The Cat and the Canary (1939)

Per instructions, a rich man’s last will and testament is to be read in his spooky old mansion, at midnight, ten years after he died. Standard operating procedures, really. The will states that if the sole heir dies or is proven crazy within 30 days, the estate will go to a person named in a second envelope. Also, pretty boilerplate. After the hot, hot heir is named, everyone is forced to stay the night. Oh yea, and there might be a deranged murderer on the loose.

Taken from the same source as the silent classic (as were a couple others), this version was reformulated to showcase budding starlet and Chaplin main squeeze Paulette Goddard, and Bob Hope. It’s success prompted the studio to star the same pair in another comic horror The Ghost Breakers, rushed to theaters just seven months later. Despite how that sounds, that feature was also successful.

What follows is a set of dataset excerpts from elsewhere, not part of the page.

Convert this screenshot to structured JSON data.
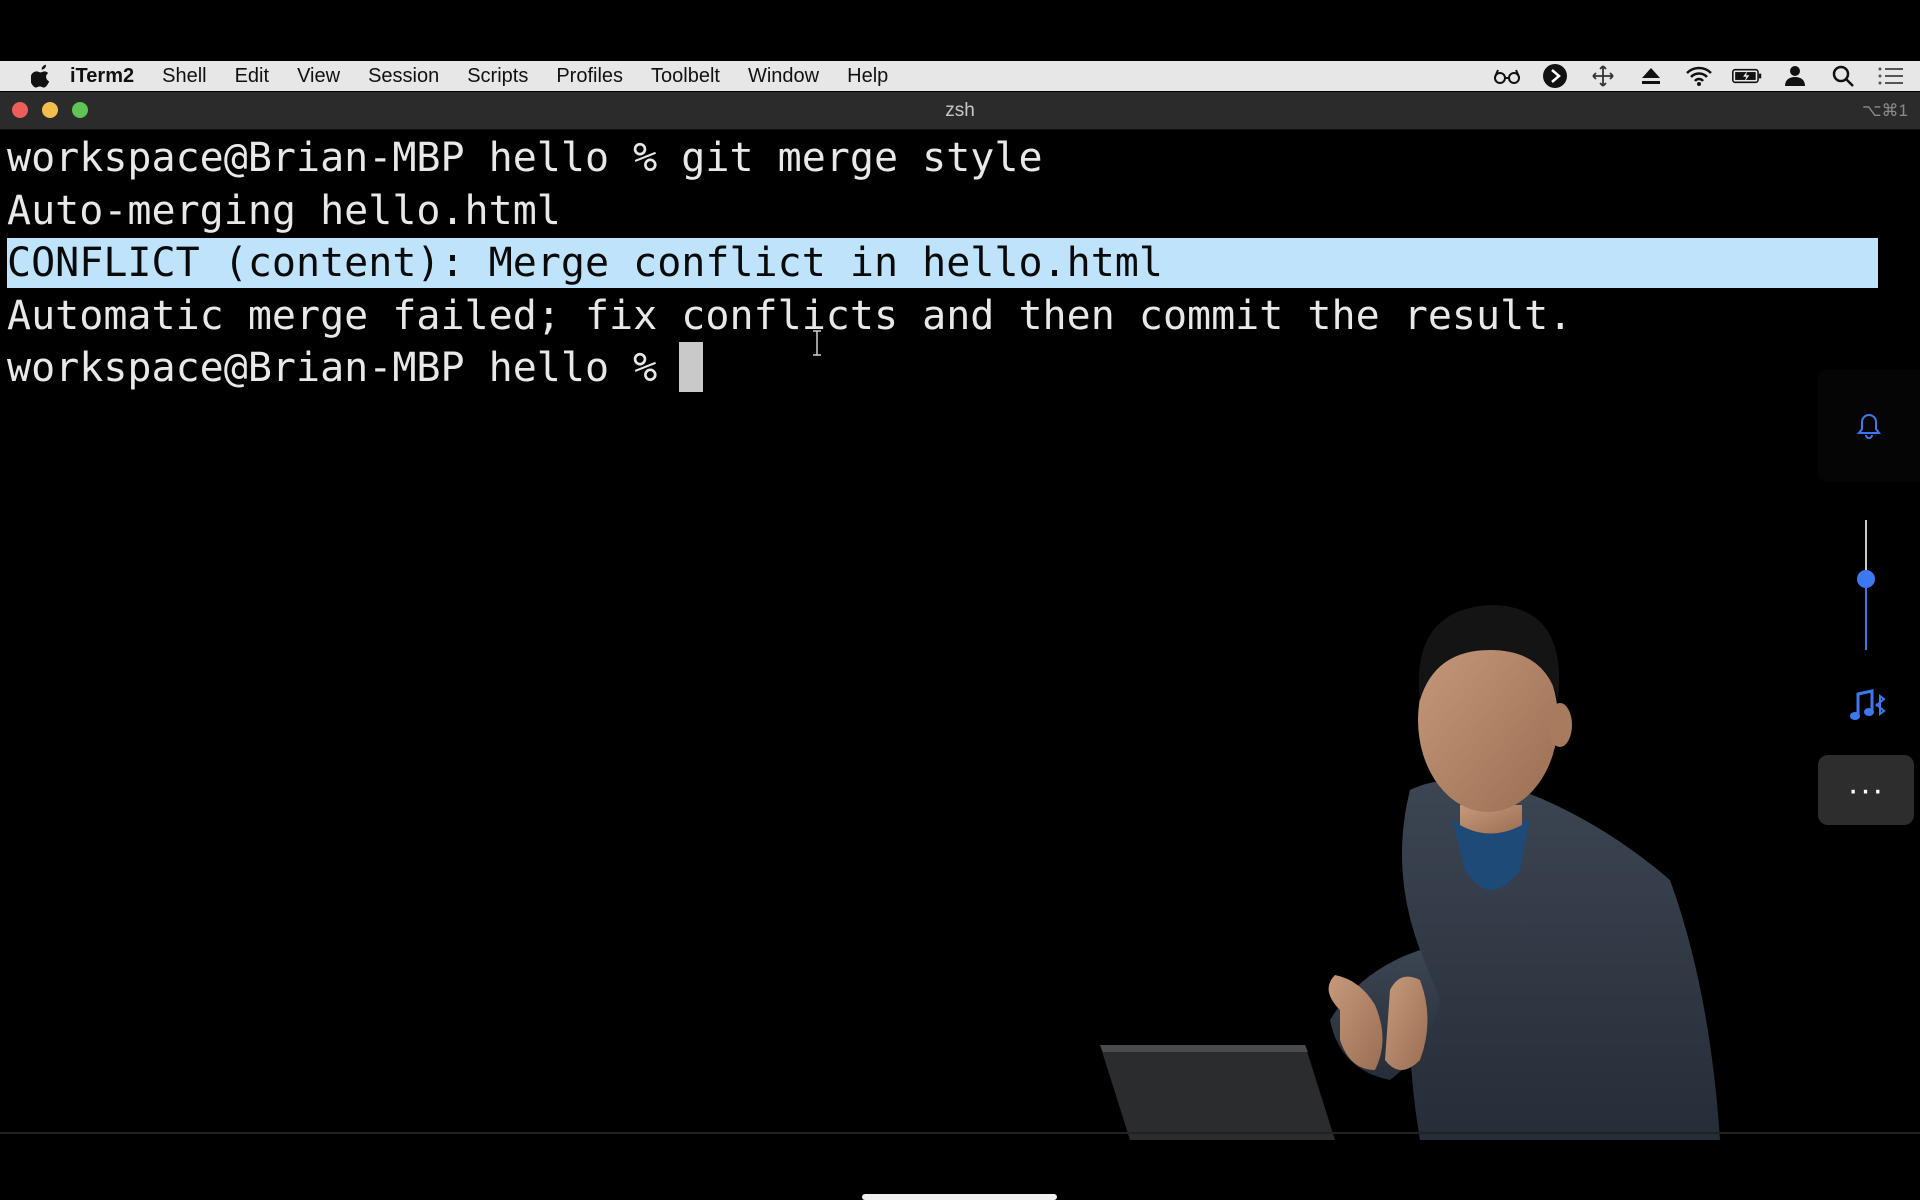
{
  "menubar": {
    "app_name": "iTerm2",
    "items": [
      "Shell",
      "Edit",
      "View",
      "Session",
      "Scripts",
      "Profiles",
      "Toolbelt",
      "Window",
      "Help"
    ],
    "status_icons": [
      "glasses-icon",
      "play-circle-icon",
      "move-icon",
      "eject-icon",
      "wifi-icon",
      "battery-charging-icon",
      "user-icon",
      "search-icon",
      "list-icon"
    ]
  },
  "window": {
    "title": "zsh",
    "shortcut": "⌥⌘1"
  },
  "terminal": {
    "lines": [
      "workspace@Brian-MBP hello % git merge style",
      "Auto-merging hello.html",
      "CONFLICT (content): Merge conflict in hello.html",
      "Automatic merge failed; fix conflicts and then commit the result.",
      "workspace@Brian-MBP hello % "
    ],
    "highlighted_line_index": 2
  },
  "side_panel": {
    "icons": [
      "bell-icon",
      "music-bluetooth-icon"
    ],
    "more_label": "···",
    "volume_level": 0.6
  },
  "colors": {
    "highlight": "#bfe3fb",
    "accent": "#3c78f0",
    "terminal_bg": "#000000",
    "terminal_fg": "#e8e8e8"
  }
}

The tropes so associated with haunted house movies are in full force here. Secret passages, scary hands from behind things, real eyes watching from paintings, plus all that stuff described in the premise. This all may have been invented either by the source play or the silent version.

Hope was witty, Goddard was charming, and the story holds up. At it’s heart it is a comedy, but it is still faithful to the horror genre: a plausible element of the supernatural and a sense of fear for both the characters and audience. Amusing, interesting, creepy to a point, and an enjoyable watch. AMRU 3.5. The 'cat' was the escaped lunatic.
Cicily: Don't big empty houses scare you?
Wally Campbell: Not me, I used to be in vaudeville.